Most recently, in the In re El Paso Corp. Shareholder Litigation, he was lead counsel in representing a group of public pension funds challenging a conflict-ridden transaction, achieving a landmark ruling by the Delaware Chancery Court that is expected to materially improve investment banker practices. In In re Delphi Financial Group Shareholder Litigation, Mr. Lebovitch was co-lead counsel in challenging the founder and controlling shareholder's unlawful demand for an additional $55 million in connection with the sale of the company, resulting in the recovery of $49 million. He served as lead counsel in the Pfizer Derivative Litigation, which resulted in a $75 million payment and creation of a new Healthcare Law Regulatory Committee, which sets an improved standard for regulatory compliance oversight by a public company board of directors.
Mr. Lebovitch was co-lead counsel in a challenge to Xerox's acquisition of ACS, which settled on the eve of trial for a $69 million cash payment to ACS shareholders. In In re Amylin Shareholders Litigation, he prosecuted a case of first impression challenge to the legal validity of "Proxy Puts" - contractual provisions that are common in corporate debt agreements and that allegedly undermine shareholders' voting rights. In addition, he prosecuted self-interested actions by the CEO of Landry's Restaurants, Inc., resulting in a settlement requiring a nearly 60% increase in a proposed takeover price, as well as a $14.5 million cash fund for Landry's shareholders who sold their shares when the CEO's alleged misconduct became public. Mr. Lebovitch also served as co-lead trial attorney in the landmark case challenging the Airgas board's use of a poison pill.
Previously, Mr.
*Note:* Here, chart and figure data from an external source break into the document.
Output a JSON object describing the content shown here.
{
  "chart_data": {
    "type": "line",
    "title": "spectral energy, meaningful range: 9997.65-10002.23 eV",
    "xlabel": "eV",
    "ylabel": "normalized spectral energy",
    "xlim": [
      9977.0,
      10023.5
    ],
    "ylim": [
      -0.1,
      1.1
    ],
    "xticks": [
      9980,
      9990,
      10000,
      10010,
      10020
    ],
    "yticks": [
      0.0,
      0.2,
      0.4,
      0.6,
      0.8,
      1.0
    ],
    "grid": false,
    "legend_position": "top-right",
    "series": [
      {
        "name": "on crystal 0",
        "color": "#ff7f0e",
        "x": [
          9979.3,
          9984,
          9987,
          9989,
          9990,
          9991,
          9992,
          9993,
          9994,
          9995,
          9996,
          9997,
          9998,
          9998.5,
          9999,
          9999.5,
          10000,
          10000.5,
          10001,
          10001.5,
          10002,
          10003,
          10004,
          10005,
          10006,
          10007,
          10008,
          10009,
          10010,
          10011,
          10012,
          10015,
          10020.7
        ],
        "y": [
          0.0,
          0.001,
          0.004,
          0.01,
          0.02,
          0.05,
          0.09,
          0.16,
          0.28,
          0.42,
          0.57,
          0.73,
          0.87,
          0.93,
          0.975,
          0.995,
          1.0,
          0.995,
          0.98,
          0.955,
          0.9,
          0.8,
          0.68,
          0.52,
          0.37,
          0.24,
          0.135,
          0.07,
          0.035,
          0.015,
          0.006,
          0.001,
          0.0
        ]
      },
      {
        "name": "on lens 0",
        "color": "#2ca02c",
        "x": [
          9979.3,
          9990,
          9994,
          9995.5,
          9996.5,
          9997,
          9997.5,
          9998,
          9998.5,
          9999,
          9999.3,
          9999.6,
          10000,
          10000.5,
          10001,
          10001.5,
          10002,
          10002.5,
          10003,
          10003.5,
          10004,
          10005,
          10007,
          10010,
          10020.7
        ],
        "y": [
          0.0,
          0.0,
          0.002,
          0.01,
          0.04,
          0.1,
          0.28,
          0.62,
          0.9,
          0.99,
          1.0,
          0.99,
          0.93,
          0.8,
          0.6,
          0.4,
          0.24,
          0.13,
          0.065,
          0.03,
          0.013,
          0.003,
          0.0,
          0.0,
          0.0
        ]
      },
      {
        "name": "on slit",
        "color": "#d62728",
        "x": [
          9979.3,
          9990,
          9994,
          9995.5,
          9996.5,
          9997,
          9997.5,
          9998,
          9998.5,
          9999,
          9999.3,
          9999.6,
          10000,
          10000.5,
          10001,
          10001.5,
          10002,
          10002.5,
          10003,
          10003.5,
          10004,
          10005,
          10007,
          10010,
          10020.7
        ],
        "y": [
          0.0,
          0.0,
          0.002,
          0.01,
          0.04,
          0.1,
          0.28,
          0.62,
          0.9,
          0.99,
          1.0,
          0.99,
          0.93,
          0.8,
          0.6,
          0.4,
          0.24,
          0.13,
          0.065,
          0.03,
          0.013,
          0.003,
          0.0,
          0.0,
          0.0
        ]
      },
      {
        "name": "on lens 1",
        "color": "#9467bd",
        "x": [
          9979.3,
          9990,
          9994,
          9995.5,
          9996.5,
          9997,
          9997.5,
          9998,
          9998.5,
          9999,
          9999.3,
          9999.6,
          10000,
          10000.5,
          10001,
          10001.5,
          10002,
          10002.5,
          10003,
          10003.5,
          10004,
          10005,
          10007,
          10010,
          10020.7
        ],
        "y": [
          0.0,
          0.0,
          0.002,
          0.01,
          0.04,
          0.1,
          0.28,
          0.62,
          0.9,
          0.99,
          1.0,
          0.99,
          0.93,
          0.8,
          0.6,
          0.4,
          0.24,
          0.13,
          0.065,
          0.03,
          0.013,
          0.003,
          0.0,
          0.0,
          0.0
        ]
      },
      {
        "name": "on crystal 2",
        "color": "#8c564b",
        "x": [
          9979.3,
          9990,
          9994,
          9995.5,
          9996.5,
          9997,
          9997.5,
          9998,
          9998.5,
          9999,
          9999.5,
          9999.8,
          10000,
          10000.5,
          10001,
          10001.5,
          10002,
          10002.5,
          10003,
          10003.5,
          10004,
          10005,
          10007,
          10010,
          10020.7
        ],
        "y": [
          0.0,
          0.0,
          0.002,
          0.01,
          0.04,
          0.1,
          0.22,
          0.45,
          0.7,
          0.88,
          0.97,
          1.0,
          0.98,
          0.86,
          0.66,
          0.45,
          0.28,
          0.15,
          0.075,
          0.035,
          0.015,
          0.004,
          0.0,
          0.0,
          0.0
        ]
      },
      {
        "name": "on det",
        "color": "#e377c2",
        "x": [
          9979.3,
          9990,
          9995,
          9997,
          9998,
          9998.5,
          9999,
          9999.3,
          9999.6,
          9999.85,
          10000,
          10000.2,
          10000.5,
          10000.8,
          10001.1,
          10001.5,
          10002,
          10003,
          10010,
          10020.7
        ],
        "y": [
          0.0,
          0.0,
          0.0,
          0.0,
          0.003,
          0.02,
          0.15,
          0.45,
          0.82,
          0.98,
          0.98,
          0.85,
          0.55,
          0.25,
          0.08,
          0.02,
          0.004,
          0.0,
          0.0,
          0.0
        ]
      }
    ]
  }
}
Lebovitch represented public pension systems seeking to vindicate shareholder voting rights allegedly infringed by Yahoo!, Inc.'s employee severance plan and by unique standstill provisions used in the private equity buyout of Ceridian Corporation. He obtained up to $57 million for shareholders of Dollar General Stores, and has helped obtain higher prices and meaningful corporate governance improvements in suits arising from, among other things, the hostile takeover battles over Caremark Rx, Inc., CBOT Holdings, Inc., Longs Drug Stores, Inc., and Anheuser-Busch Companies, Inc.
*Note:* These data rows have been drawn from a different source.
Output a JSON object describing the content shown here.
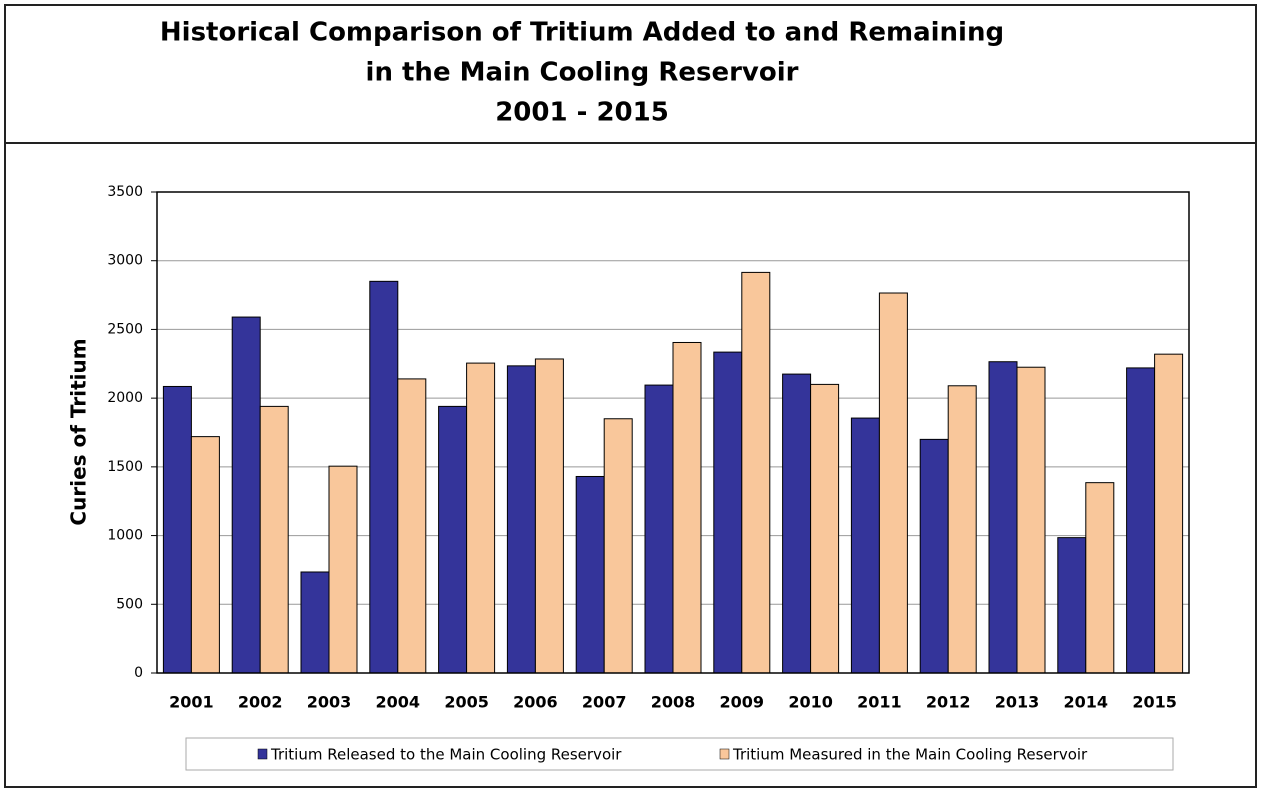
{
  "chart_data": {
    "type": "bar",
    "title": [
      "Historical Comparison of Tritium Added to and Remaining",
      "in the Main Cooling Reservoir",
      "2001 - 2015"
    ],
    "y_label": "Curies of Tritium",
    "categories": [
      "2001",
      "2002",
      "2003",
      "2004",
      "2005",
      "2006",
      "2007",
      "2008",
      "2009",
      "2010",
      "2011",
      "2012",
      "2013",
      "2014",
      "2015"
    ],
    "series": [
      {
        "name": "Tritium Released to the Main Cooling Reservoir",
        "color": "#34349a",
        "values": [
          2085,
          2590,
          735,
          2850,
          1940,
          2235,
          1430,
          2095,
          2335,
          2175,
          1855,
          1700,
          2265,
          985,
          2220
        ]
      },
      {
        "name": "Tritium Measured in the Main Cooling Reservoir",
        "color": "#f9c79b",
        "values": [
          1720,
          1940,
          1505,
          2140,
          2255,
          2285,
          1850,
          2405,
          2915,
          2100,
          2765,
          2090,
          2225,
          1385,
          2320
        ]
      }
    ],
    "ylim": [
      0,
      3500
    ],
    "yticks": [
      0,
      500,
      1000,
      1500,
      2000,
      2500,
      3000,
      3500
    ],
    "grid": true
  }
}
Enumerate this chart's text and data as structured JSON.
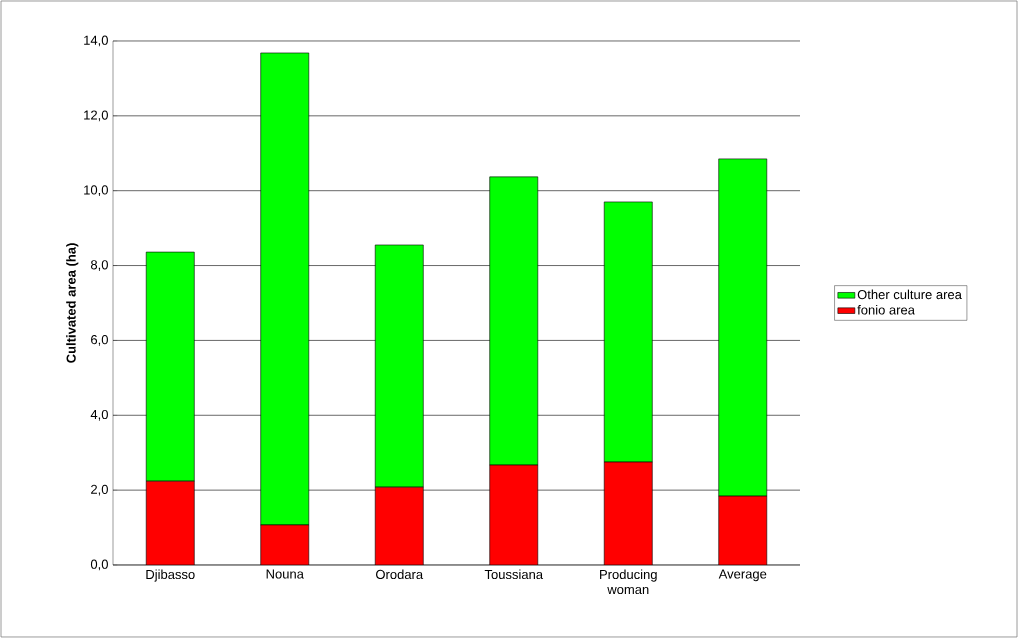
{
  "chart_data": {
    "type": "bar",
    "stacked": true,
    "ylabel": "Cultivated area (ha)",
    "categories": [
      "Djibasso",
      "Nouna",
      "Orodara",
      "Toussiana",
      "Producing woman",
      "Average"
    ],
    "series": [
      {
        "name": "fonio area",
        "color": "#ff0000",
        "values": [
          2.24,
          1.07,
          2.08,
          2.67,
          2.75,
          1.84
        ]
      },
      {
        "name": "Other culture area",
        "color": "#00ff00",
        "values": [
          6.12,
          12.61,
          6.47,
          7.7,
          6.95,
          9.01
        ]
      }
    ],
    "ylim": [
      0,
      14
    ],
    "yticks": [
      {
        "value": 0,
        "label": "0,0"
      },
      {
        "value": 2,
        "label": "2,0"
      },
      {
        "value": 4,
        "label": "4,0"
      },
      {
        "value": 6,
        "label": "6,0"
      },
      {
        "value": 8,
        "label": "8,0"
      },
      {
        "value": 10,
        "label": "10,0"
      },
      {
        "value": 12,
        "label": "12,0"
      },
      {
        "value": 14,
        "label": "14,0"
      }
    ],
    "grid": "y",
    "legend": "right"
  }
}
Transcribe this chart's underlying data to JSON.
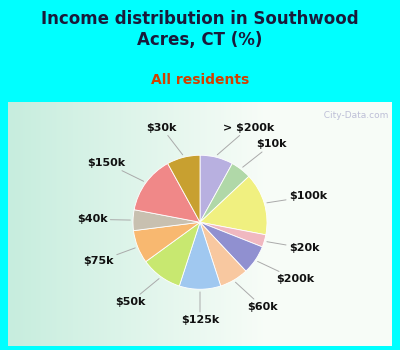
{
  "title": "Income distribution in Southwood\nAcres, CT (%)",
  "subtitle": "All residents",
  "segments": [
    {
      "label": "> $200k",
      "value": 8,
      "color": "#b8b0e0"
    },
    {
      "label": "$10k",
      "value": 5,
      "color": "#b0d8a8"
    },
    {
      "label": "$100k",
      "value": 15,
      "color": "#f0f080"
    },
    {
      "label": "$20k",
      "value": 3,
      "color": "#f0b8c0"
    },
    {
      "label": "$200k",
      "value": 7,
      "color": "#9090d0"
    },
    {
      "label": "$60k",
      "value": 7,
      "color": "#f8c8a0"
    },
    {
      "label": "$125k",
      "value": 10,
      "color": "#a0c8f0"
    },
    {
      "label": "$50k",
      "value": 10,
      "color": "#c8e870"
    },
    {
      "label": "$75k",
      "value": 8,
      "color": "#f8b870"
    },
    {
      "label": "$40k",
      "value": 5,
      "color": "#c8c0b0"
    },
    {
      "label": "$150k",
      "value": 14,
      "color": "#f08888"
    },
    {
      "label": "$30k",
      "value": 8,
      "color": "#c8a030"
    }
  ],
  "title_fontsize": 12,
  "subtitle_fontsize": 10,
  "label_fontsize": 8,
  "title_color": "#1a1a3a",
  "subtitle_color": "#d04000",
  "cyan_color": "#00ffff",
  "watermark": "  City-Data.com"
}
Mr. Lebovitch also prosecutes securities litigations, and in that capacity was the lead litigation attorney in In re Merrill Lynch Bondholders Litigation, which settled for $150 million, and is currently a member of the team prosecuting In re Bank of America Securities Litigation.
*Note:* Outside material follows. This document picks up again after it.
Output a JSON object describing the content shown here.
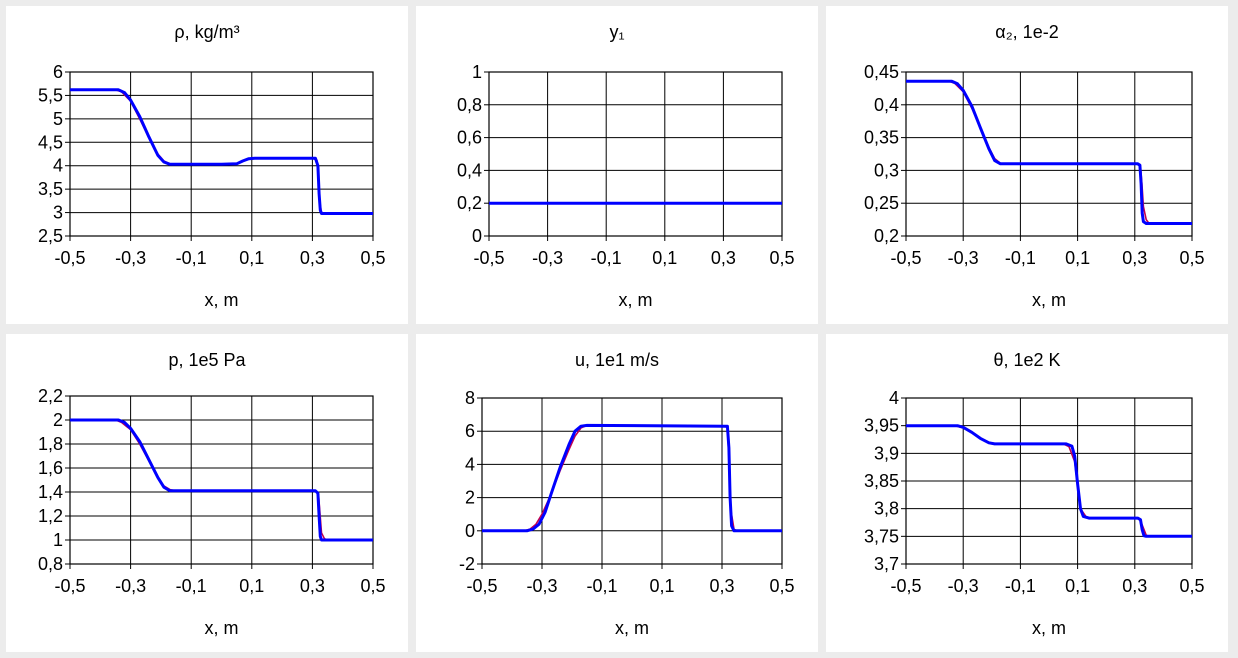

In recognition for his many achievements, Mr. Lebovitch was named one of Lawdragon's 2011 "500 Leading Lawyers in America." Mr. Lebovitch is a co-chair of the ABA Business Law Committee's Subcommittee on Delaware Law, and is a member of the Board of Advisors for the Institute for Law and Economics. He is an author and a frequent speaker and commentator at industry events and continuing legal education programs on a wide range of corporate governance and securities related issues. He has taught at the Schulich School of Business in Toronto and at Harvard Law School on corporate governance issues. His prior publications include "Making Order Out of Chaos: A Proposal To Improve Organization and Coordination in Multi-Jurisdictional Merger-Related Litigation;" "'Novel Issues' or a Return to Core Principles? Analyzing the Common Link Between the Delaware Chancery Court's Recent Rulings in Option Backdating and Transactional Cases" (NYU Journal of Law & Business, Volume 4, Number 2); "Calling a Duck a Duck: Determining the Validity of Deal Protection Provisions in Merger of Equals Transactions" (2001 Columbia Business Law Review 1) and "Practical Refinement" (The Daily Deal, January 2002), each of which discussed evolving developments in the law of directors' fiduciary duties.
Mr. Lebovitch clerked for Vice Chancellor Stephen P. Lamb on the Court of Chancery of the State of Delaware, and was a litigation associate at Skadden, Arps, Slate, Meagher & Flom in New York, where he represented clients in a variety of corporate governance, commercial and federal securities matters.